Anomalies in Language As a Biomarker for Schizophrenia

Janna N. de Boer; Sanne G. Brederoo; Alban E. Voppel; Iris E.C. Sommer

Disclosures

Curr Opin Psychiatry. 2020;33(3):212-218. 

In This Article

Language Disturbances in Schizophrenia

Impaired verbal communication is one of the key diagnostic features of schizophrenia-spectrum disorders. For reviews on this topic refer to.[11–16] Overall, patients with schizophrenia display a broad range of semantic (i.e. meaning in language) processing disturbances; including difficulties with lexical selection and retrieval,[17] disturbances in priming[18] and reduced proactive inhibition.[12,19] On a discourse level, they show difficulties with coherently generating a narrative, which is thought to reflect an underlying disturbance in taking viewpoints or perspectives.[20] Other related disturbances in schizophrenic language include: neologisms, word approximation,[12] disturbances in cohesion,[21] vague references, missing information and confused references.[15,22] At a syntactic (i.e. grammatical) level, patients with a schizophrenia-spectrum disorder produce sentences with reduced syntactic complexity,[23] less dependents and embedded clauses,[24] and use fewer connective markers.[25] Furthermore, syntactic priming appears to be reduced.[26] Spontaneous abnormal morphology (i.e. using abnormal word forms) in schizophrenia is quite rare.[11] In a test setting, however, patients make more morphological errors than controls.[27] Schizophrenic speech usually has normal segmental phonology (i.e. the articulation of segments such as syllables), although compared with normal speech it contains more hesitations and pauses and longer pauses,[28,29] and the intonation is flat (monotonous).[12]

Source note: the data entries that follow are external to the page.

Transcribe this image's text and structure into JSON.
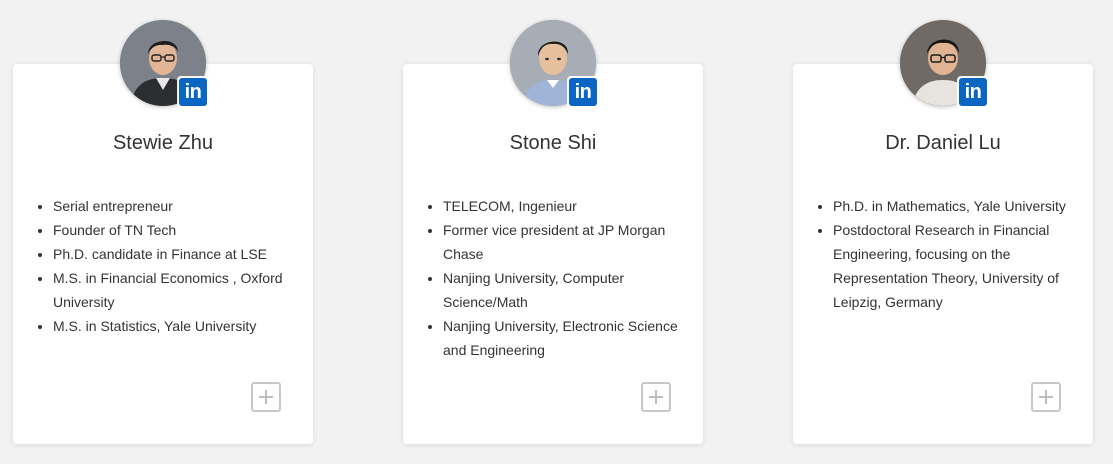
{
  "colors": {
    "background": "#f2f2f2",
    "card": "#ffffff",
    "text": "#333333",
    "linkedin": "#0a66c2",
    "plus_border": "#c8c8c8"
  },
  "team": [
    {
      "name": "Stewie Zhu",
      "linkedin_label": "in",
      "bullets": [
        "Serial entrepreneur",
        "Founder of TN Tech",
        "Ph.D. candidate in Finance at LSE",
        "M.S. in Financial Economics , Oxford University",
        "M.S. in Statistics, Yale University"
      ]
    },
    {
      "name": "Stone Shi",
      "linkedin_label": "in",
      "bullets": [
        "TELECOM, Ingenieur",
        "Former vice president at JP Morgan Chase",
        "Nanjing University, Computer Science/Math",
        "Nanjing University, Electronic Science and Engineering"
      ]
    },
    {
      "name": "Dr. Daniel Lu",
      "linkedin_label": "in",
      "bullets": [
        "Ph.D. in Mathematics, Yale University",
        "Postdoctoral Research in Financial Engineering, focusing on the Representation Theory, University of Leipzig, Germany"
      ]
    }
  ]
}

It has been suggested that language disturbances in schizophrenia arise from abnormal semantic and phonological processing.[30–33] Indeed, neuroimaging data implicate altered frontotemporal semantic and phonological networks in schizophrenia. These include abnormalities in the structure of Broca's, Wernicke's and other frontotemporal regions,[34,35] abnormal white matter language tracts[36–40] and altered functional MRI activation patterns in a variety of language tasks.[41–44] White matter language tract alterations were found in individuals at clinical high-risk (CHR) for psychosis,[45,46] suggesting that these abnormalities precede schizophrenia onset. Indeed, retrospective studies suggest childhood language delays in people who later developed schizophrenia.[47,48] Previous reports have indicated that genetic alternations underlie the neurodevelopment of language abnormalities in schizophrenia.[49,50] The first identified gene involved in language was the FOXP2 gene.[51] Preliminary association studies on FOXP2 polymorphisms and schizophrenia have delivered inconsistent results,[52–54] although epigenetic data do suggest that FOXP2 may be involved in language disorders in schizophrenia.[55] Furthermore, variations in another gene, dysbindin 1 (DTNBP1) have been associated with neural correlates of language production.[56] However, further research is needed to confirm these preliminary results.

Summarizing, biological correlates of language disturbances in schizophrenia have been found in both neuroimaging and genetic studies. Previous research into aberrant language in schizophrenia-spectrum disorders has investigated difficulties arising at the semantic, syntactic and phonological levels of language production. Correspondingly, computational language analyses have focused on these aspects of language output (i.e. semantics, syntax and phonology).